Fukube tampak risih saat ayahnya ini bermaksud untuk menggodanya.
"Oh ya, Yoshimura-kun pasti punya panggilan pendek dari nama yang kamu miliki? Aku rasa nama itu terlalu panjang." Ujarnya.
"Ah~ ya, benar. Dulu ibuku memanggilku dengan sebutan 'Yocchan' hehehe, ya begitulah." Ucap Yoshimura dengan nada santai.
"Hmm Yocchan, ya~ terdengar imut." Ucap pak Takizoe dengan seenaknya saja.
"Ah~ kalau begitu aku akan memanggil dia Yocchan di sekolah, tampaknya menarik untuk orang yang baru saja tiba dari Tokyo." Kata Fukube dengan serius.
"Waw~ menarik! Dia sepertinya tidak keberatan dengan panggilan itu." celetuk istri sang pemilik dengan mempertahankan senyum ramahnya. Sedangkan adik dan keponakan sang istri ini hanya diam saja dan menyimak.

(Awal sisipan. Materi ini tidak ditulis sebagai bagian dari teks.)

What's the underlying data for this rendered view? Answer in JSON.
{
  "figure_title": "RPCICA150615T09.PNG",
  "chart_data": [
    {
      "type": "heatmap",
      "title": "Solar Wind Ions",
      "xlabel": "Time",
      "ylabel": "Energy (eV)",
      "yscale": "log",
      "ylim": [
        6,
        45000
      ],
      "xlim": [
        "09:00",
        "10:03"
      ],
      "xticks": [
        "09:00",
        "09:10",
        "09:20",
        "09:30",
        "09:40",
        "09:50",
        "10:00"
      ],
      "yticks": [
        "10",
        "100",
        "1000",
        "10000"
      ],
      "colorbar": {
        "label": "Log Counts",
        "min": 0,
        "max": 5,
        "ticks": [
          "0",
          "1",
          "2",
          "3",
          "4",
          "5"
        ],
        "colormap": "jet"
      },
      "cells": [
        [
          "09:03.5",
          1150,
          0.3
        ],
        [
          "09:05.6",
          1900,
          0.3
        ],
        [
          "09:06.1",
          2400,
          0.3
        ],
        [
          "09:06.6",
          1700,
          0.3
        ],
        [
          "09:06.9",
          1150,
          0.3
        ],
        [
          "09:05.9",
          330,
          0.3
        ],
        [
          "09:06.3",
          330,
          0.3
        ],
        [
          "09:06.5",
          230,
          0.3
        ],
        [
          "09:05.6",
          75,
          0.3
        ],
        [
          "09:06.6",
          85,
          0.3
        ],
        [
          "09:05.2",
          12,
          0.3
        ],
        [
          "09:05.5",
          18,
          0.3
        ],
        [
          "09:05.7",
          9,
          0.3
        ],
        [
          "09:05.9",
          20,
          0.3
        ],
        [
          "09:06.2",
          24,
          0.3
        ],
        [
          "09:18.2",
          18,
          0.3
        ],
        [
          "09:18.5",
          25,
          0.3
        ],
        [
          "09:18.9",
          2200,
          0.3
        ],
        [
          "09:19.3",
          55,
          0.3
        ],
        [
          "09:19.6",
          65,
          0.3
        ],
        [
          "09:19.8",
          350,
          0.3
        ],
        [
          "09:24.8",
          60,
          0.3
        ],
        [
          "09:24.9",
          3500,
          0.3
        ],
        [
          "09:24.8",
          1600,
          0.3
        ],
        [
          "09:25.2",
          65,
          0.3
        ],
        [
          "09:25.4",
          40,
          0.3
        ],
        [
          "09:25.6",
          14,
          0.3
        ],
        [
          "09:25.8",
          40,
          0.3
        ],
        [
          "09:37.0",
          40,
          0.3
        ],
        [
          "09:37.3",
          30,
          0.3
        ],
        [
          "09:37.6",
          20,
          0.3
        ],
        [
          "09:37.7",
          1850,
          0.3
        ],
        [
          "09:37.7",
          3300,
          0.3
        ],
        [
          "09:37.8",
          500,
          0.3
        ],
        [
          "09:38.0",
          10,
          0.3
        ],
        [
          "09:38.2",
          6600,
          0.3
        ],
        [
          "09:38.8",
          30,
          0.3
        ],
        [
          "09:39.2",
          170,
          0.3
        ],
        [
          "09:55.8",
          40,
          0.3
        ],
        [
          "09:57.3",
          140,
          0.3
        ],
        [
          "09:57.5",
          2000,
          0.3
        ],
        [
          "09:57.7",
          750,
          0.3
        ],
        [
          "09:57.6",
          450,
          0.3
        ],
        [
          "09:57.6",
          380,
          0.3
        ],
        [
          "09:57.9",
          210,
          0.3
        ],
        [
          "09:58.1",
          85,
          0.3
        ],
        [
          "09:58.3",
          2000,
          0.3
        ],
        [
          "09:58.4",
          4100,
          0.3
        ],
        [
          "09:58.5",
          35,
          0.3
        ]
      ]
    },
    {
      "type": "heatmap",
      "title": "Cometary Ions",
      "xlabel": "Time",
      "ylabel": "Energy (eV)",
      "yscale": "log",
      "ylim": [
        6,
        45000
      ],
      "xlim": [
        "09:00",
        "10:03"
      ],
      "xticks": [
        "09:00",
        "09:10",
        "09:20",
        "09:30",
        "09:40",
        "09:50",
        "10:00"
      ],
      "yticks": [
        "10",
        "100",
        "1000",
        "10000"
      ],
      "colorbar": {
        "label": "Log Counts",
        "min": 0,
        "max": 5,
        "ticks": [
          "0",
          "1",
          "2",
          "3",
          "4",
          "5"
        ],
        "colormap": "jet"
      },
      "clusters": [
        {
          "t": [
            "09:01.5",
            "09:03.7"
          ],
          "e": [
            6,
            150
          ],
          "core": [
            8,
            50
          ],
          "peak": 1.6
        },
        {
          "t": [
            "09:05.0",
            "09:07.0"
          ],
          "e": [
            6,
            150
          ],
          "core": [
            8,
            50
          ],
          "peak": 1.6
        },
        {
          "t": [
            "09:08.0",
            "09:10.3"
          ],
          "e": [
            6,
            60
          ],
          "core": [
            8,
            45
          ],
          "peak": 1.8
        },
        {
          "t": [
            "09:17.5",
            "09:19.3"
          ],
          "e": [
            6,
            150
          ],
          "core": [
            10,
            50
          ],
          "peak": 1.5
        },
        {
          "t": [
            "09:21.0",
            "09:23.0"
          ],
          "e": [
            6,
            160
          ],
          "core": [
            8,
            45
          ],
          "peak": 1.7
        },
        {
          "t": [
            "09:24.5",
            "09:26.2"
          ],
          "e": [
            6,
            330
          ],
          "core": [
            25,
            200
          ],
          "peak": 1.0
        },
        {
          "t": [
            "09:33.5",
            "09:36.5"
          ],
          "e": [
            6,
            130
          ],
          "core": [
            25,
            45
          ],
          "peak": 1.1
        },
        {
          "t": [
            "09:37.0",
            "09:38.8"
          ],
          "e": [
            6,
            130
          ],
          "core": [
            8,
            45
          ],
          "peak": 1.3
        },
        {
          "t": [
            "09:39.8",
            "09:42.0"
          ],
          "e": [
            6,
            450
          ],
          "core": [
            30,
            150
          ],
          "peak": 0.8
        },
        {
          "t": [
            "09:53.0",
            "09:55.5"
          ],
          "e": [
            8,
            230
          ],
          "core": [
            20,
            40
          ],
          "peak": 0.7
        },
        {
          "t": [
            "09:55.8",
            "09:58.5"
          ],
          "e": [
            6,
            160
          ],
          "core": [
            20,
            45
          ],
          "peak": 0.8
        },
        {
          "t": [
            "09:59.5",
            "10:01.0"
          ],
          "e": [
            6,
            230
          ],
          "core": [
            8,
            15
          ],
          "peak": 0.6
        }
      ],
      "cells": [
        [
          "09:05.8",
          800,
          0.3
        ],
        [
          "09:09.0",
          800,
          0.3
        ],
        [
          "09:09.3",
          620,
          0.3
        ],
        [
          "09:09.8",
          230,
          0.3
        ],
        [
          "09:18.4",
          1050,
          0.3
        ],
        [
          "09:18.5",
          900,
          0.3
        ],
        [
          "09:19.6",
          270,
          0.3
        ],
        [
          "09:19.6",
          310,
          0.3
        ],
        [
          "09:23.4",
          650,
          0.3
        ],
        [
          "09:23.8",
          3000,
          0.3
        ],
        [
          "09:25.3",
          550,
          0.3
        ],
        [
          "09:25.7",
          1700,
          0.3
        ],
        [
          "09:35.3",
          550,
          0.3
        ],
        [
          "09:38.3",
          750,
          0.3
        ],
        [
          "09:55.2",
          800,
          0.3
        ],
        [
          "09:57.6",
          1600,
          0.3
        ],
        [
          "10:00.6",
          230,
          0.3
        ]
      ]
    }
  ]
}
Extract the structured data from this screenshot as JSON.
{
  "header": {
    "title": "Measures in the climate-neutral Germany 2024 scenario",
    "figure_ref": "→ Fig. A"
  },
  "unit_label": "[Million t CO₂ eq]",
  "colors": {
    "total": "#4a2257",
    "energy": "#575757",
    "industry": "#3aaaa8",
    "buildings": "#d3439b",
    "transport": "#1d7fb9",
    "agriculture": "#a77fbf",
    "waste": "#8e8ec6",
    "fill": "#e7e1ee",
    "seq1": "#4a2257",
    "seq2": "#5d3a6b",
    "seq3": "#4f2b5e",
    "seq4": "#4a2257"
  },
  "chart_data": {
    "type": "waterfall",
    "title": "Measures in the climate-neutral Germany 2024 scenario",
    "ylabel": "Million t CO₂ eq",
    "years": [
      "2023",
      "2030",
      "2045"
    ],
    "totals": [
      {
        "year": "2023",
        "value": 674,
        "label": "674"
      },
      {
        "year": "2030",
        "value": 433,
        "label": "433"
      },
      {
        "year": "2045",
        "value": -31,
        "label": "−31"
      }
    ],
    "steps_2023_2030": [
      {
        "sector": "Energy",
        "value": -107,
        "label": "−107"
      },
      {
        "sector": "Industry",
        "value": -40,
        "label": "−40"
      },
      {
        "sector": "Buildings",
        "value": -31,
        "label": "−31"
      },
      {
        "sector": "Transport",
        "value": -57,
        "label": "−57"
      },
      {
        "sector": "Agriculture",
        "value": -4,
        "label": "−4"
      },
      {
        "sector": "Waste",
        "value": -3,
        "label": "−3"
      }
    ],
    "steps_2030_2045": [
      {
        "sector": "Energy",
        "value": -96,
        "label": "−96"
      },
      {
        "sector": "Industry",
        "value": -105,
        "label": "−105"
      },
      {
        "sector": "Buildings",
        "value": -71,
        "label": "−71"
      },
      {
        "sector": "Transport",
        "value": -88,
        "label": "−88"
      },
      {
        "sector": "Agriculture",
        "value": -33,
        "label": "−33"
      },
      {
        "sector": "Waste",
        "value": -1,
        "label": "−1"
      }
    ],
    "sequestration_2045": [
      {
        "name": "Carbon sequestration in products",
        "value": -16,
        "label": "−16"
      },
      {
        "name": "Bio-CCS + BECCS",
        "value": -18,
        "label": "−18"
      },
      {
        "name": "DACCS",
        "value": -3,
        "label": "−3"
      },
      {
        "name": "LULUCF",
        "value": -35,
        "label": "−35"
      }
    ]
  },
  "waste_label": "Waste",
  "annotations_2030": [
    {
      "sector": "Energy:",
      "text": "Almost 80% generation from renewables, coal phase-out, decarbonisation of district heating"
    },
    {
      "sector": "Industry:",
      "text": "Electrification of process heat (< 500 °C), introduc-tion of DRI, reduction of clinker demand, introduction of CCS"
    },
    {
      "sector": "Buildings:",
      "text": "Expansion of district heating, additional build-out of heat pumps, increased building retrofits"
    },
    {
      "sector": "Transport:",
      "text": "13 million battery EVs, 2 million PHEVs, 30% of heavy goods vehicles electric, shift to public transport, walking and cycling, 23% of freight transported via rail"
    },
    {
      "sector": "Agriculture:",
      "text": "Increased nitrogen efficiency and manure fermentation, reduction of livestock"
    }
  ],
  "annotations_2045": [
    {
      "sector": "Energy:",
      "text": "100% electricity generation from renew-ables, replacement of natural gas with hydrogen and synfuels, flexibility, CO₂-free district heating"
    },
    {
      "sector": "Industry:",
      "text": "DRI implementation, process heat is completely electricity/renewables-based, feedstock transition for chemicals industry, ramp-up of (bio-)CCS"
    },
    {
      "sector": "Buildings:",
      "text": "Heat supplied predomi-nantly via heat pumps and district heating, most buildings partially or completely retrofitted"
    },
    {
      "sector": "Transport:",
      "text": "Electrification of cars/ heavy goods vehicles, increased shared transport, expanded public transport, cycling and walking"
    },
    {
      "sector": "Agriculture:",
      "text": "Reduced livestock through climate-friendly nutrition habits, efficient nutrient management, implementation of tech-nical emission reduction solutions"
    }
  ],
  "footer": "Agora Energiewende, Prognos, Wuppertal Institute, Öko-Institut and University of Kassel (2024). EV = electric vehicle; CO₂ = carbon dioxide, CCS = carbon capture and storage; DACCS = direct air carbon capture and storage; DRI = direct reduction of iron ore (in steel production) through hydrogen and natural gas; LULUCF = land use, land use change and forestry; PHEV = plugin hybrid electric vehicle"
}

Lagi-lagi dia harus mendengar panggilan yang membuat dia harus mengingat masa lalunya, itu adalah panggilan sayang yang diberikan oleh ibunya. Tapi, Yoshimura merasa tidak masalah selama orang-orang di sini tidak mengetahui jati dirinya dan mereka merasa senang atau nyaman dengan panggilan itu.
Bagi Yoshimura inilah baru hidup yang menyenangkan.